Assurance chômage: ce que les employeurs proposent d'éviter un conflit

Ça va ou ça casse. Réaffirmé par Emmanuel Macron lors des voeux du Nouvel An, la réforme de l'assurance chômage entre dans un moment crucial. Les syndicats et les employeurs se retrouvent mercredi pour la sixième fois séance de trading à l'ordre du jour le sujet qui leur oppose le plus: la réglementation des contrats courts. "Nous saurons à la mi-janvier si un accord est possible ou non"confirme l'un des négociateurs de la partie syndicale.

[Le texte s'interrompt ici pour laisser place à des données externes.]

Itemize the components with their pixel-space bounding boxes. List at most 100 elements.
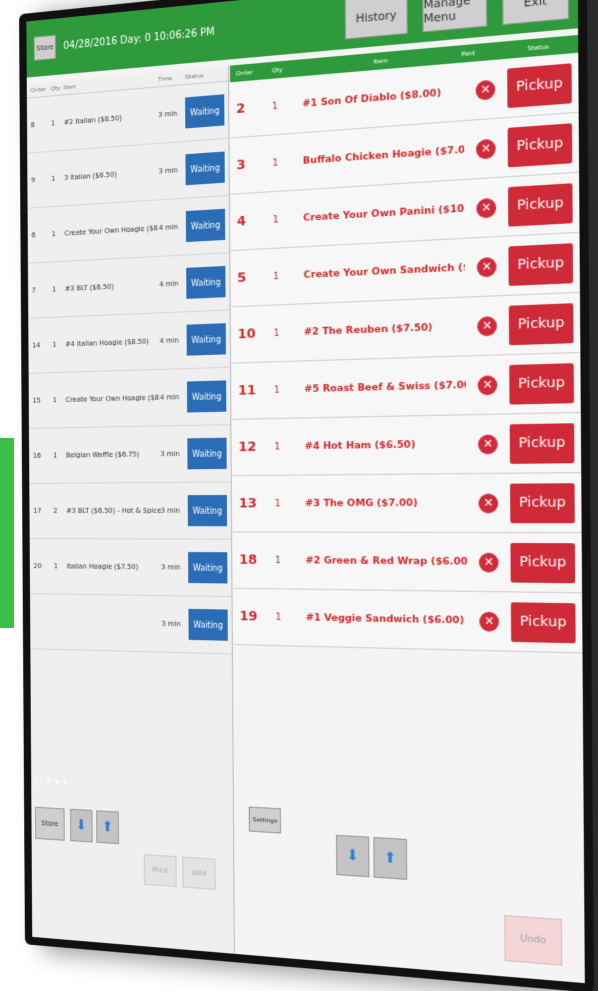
x-circle-icon: ✕ (476, 138, 496, 159)
screen: Store 04/28/2016 Day: 0 10:06:26 PM Hist… (26, 0, 584, 983)
waiting-orders-panel: Order Qty Item Time Status 81#2 Italian … (27, 66, 235, 954)
waiting-button[interactable]: Waiting (187, 323, 226, 355)
order-item: #4 Italian Hoagie ($8.50) (65, 337, 159, 348)
order-time: 4 min (159, 222, 186, 232)
waiting-button[interactable]: Waiting (186, 266, 225, 299)
history-button[interactable]: History (345, 0, 408, 40)
order-item (67, 622, 161, 624)
left-footer: ○ • • • Store ⬇ ⬆ Print Void (31, 787, 234, 954)
order-qty: 1 (275, 555, 305, 566)
settings-button[interactable]: Settings (249, 807, 281, 834)
scroll-up-button[interactable]: ⬆ (373, 837, 407, 880)
ready-orders-list: 21#1 Son Of Diablo ($8.00)✕Pickup31Buffa… (230, 53, 582, 654)
col-order: Order (30, 85, 50, 94)
order-item: #2 The Reuben ($7.50) (304, 321, 466, 339)
x-circle-icon: ✕ (478, 434, 498, 454)
order-qty: 1 (53, 396, 66, 404)
arrow-up-icon: ⬆ (384, 849, 396, 867)
order-number: 12 (238, 439, 274, 455)
datetime-info: 04/28/2016 Day: 0 10:06:26 PM (63, 26, 214, 52)
waiting-order-row[interactable]: 71#3 BLT ($6.50)4 minWaiting (28, 253, 230, 318)
right-footer: Settings ⬇ ⬆ Undo (235, 797, 585, 983)
waiting-order-row[interactable]: 172#3 BLT ($6.50) - Hot & Spiced3 minWai… (29, 482, 231, 539)
void-button[interactable]: Void (182, 857, 215, 890)
scroll-down-button[interactable]: ⬇ (336, 835, 369, 878)
order-number: 14 (32, 341, 52, 350)
order-number: 17 (33, 507, 53, 515)
arrow-up-icon: ⬆ (102, 819, 113, 836)
order-item: Create Your Own Panini ($10... (303, 203, 464, 224)
waiting-button[interactable]: Waiting (188, 609, 227, 641)
undo-button[interactable]: Undo (504, 915, 562, 966)
order-number: 2 (236, 99, 272, 118)
order-number: 15 (32, 396, 52, 405)
ready-order-row[interactable]: 111#5 Roast Beef & Swiss ($7.00)✕Pickup (232, 353, 581, 420)
x-circle-icon: ✕ (476, 79, 496, 100)
exit-button[interactable]: Exit (502, 0, 569, 25)
waiting-orders-list: 81#2 Italian ($8.50)3 minWaiting913 Ital… (27, 81, 232, 654)
order-item: Create Your Own Hoagie ($8... (64, 224, 158, 238)
print-button[interactable]: Print (144, 854, 177, 887)
store-button[interactable]: Store (34, 35, 56, 61)
order-item: #5 Roast Beef & Swiss ($7.00) (304, 379, 466, 395)
order-qty: 1 (274, 384, 304, 395)
pickup-button[interactable]: Pickup (508, 183, 573, 226)
order-number: 3 (237, 155, 273, 173)
order-qty: 1 (54, 562, 67, 570)
ready-order-row[interactable]: 181#2 Green & Red Wrap ($6.00)✕Pickup (233, 532, 582, 593)
col-order: Order (236, 67, 272, 77)
waiting-order-row[interactable]: 161Belgian Waffle ($6.75)3 minWaiting (29, 425, 231, 484)
pickup-button[interactable]: Pickup (509, 303, 574, 345)
waiting-order-row[interactable]: 141#4 Italian Hoagie ($8.50)4 minWaiting (28, 311, 230, 374)
col-paid: Paid (461, 46, 505, 57)
order-time: 3 min (158, 109, 185, 119)
order-item: #4 Hot Ham ($6.50) (305, 438, 467, 452)
waiting-button[interactable]: Waiting (187, 438, 226, 470)
pickup-button[interactable]: Pickup (507, 63, 572, 108)
arrow-down-icon: ⬇ (347, 847, 359, 865)
scroll-down-button[interactable]: ⬇ (70, 809, 93, 843)
ready-order-row[interactable]: 191#1 Veggie Sandwich ($6.00)✕Pickup (233, 589, 582, 654)
order-item: Create Your Own Hoagie ($8... (66, 394, 160, 404)
x-circle-icon: ✕ (478, 375, 498, 395)
ready-order-row[interactable]: 131#3 The OMG ($7.00)✕Pickup (233, 473, 582, 533)
stage: Store 04/28/2016 Day: 0 10:06:26 PM Hist… (0, 0, 598, 966)
x-circle-icon: ✕ (479, 611, 499, 631)
col-status: Status (505, 41, 572, 54)
paid-indicator: ✕ (467, 493, 511, 513)
order-qty: 1 (275, 612, 305, 623)
ready-order-row[interactable]: 121#4 Hot Ham ($6.50)✕Pickup (232, 413, 581, 476)
waiting-order-row[interactable]: 151Create Your Own Hoagie ($8...4 minWai… (29, 368, 231, 429)
pickup-button[interactable]: Pickup (510, 542, 575, 582)
order-item: #1 Son Of Diablo ($8.00) (302, 85, 463, 110)
col-status: Status (185, 70, 224, 81)
waiting-order-row[interactable]: 61Create Your Own Hoagie ($8...4 minWait… (28, 196, 230, 264)
order-time: 3 min (158, 166, 185, 176)
waiting-button[interactable]: Waiting (185, 94, 224, 128)
waiting-button[interactable]: Waiting (188, 552, 227, 583)
store-secondary-button[interactable]: Store (35, 807, 65, 841)
order-time: 4 min (159, 279, 186, 288)
order-number: 11 (238, 382, 274, 399)
order-item: #1 Veggie Sandwich ($6.00) (306, 612, 468, 627)
paid-indicator: ✕ (467, 611, 511, 632)
waiting-button[interactable]: Waiting (185, 151, 224, 185)
top-actions: History Manage Menu Exit (345, 0, 569, 40)
scroll-up-button[interactable]: ⬆ (96, 810, 119, 844)
col-qty: Qty (272, 64, 302, 74)
waiting-order-row[interactable]: 201Italian Hoagie ($7.50)3 minWaiting (30, 539, 232, 597)
pickup-button[interactable]: Pickup (511, 602, 576, 643)
order-item: #2 Green & Red Wrap ($6.00) (305, 555, 467, 568)
waiting-button[interactable]: Waiting (188, 495, 227, 526)
pickup-button[interactable]: Pickup (509, 363, 574, 404)
waiting-order-row[interactable]: 3 minWaiting (30, 594, 232, 654)
x-circle-icon: ✕ (477, 316, 497, 336)
pickup-button[interactable]: Pickup (508, 243, 573, 286)
pickup-button[interactable]: Pickup (510, 483, 575, 523)
pickup-button[interactable]: Pickup (510, 423, 575, 464)
waiting-button[interactable]: Waiting (187, 380, 226, 412)
manage-menu-button[interactable]: Manage Menu (422, 0, 487, 32)
waiting-button[interactable]: Waiting (186, 209, 225, 242)
order-number: 7 (32, 286, 52, 295)
pickup-button[interactable]: Pickup (508, 123, 573, 167)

Après un premier tour de chauffe consacré à la gouvernance de l’Unédic, aux obligations de Pôle emploi puis divertissement intermittent , les partenaires sociaux se sont séparés avant Noël très partagés sur la question de l’épargne dans les dépenses du régime d’assurance chômage.

Livrer des économies

Le gouvernement a imposé une fourchette de 1 à 1,3 milliard de dollars sur 35 milliards d'indemnités versées par an. Pour répondre à cette exigence, les employeurs mettent sur la table un certain nombre de pistes , le plus décrié est d’aligner la période de paiement sur la période d’acquisition.

Pour économiser de l’argent, pourquoi ne pas encore perdre quelque chose, sinon la probabilité d’un accord sera minime. C’est l’enjeu de la séance de ce mercredi sur les contrats (temporaires ou temporaires) de moins d’un mois dont le nombre a explosé et qui coûtent environ 2 milliards d’euros par an, hors intermittente, Unédic. Pire encore, près des deux tiers ne sont pas isolés car ils se manifestent par des relations suivies entre un employeur et un employé.

Négociations branche par branche

Pour mettre fin à cette situation précaire qui affecte 400 000 personnes, les syndicats veulent imposer un mécanisme de type bonus-malus en augmentant le taux de cotisation au chômage des employeurs qui en abusent et en le diminuant pour les employeurs vertueux. C'est d'ailleurs une promesse de campagne d'Emmanuel Macron.

Les employeurs ne veulent pas en entendre parler. Au lieu de cela, il fait référence à des négociations branche par branche, conformément au document-cadre de négociation du gouvernement, signe de sa division sur le sujet, ne mentionne pas la menace d'un bonus-malus.

Le problème est que le nombre d'accords anti-précaires reste très faible . Surtout, aucun n’est concerné par les industries inscrites sur la liste noire, en particulier l’hôtellerie et la restauration.

Une autre négociation élargie

Pour éviter un conflit, les employeurs & # 39; Le camp proposera aux syndicats de renvoyer le sujet à une autre négociation interprofessionnelle, qui se déroulerait parallèlement à celle de l'assurance-chômage, pouvant même dépasser quelques semaines, selon nos informations.

Pourquoi une autre négociation plutôt qu'un ajout de sessions? Parce que son champ d'action serait élargi pour accéder au marché du travail en général, en particulier aux plus éloignés. Parmi les sujets traités devraient figurer les délais de carence entre deux contrats à durée déterminée, les seuils d’heures supplémentaires pour le travail à temps partiel ou les contrats à durée déterminée habituels. Et c'est à l'issue des deux négociations que les partenaires sociaux jugeront de la possibilité de signer ou non.

Roux de Bézieux veut la "priorité à l'embauche en contrat à durée indéterminée" pour les salariés ayant enchaîné les contrats à durée déterminée

Le président du MEDEF a proposé ce mercredi matin de donner "la priorité d'embauche en contrat à durée indéterminée aux personnes qui ont enchaîné des contrats à durée déterminée dans la même entreprise". "Nous voulons aider les personnes qui ont enchaîné les contrats courts à occuper un poste plus long", a déclaré Geoffroy Roux de Bezieux sur RTL, précisant que la mesure proposée pourrait s'appliquer dès la séquence des "deux CDD".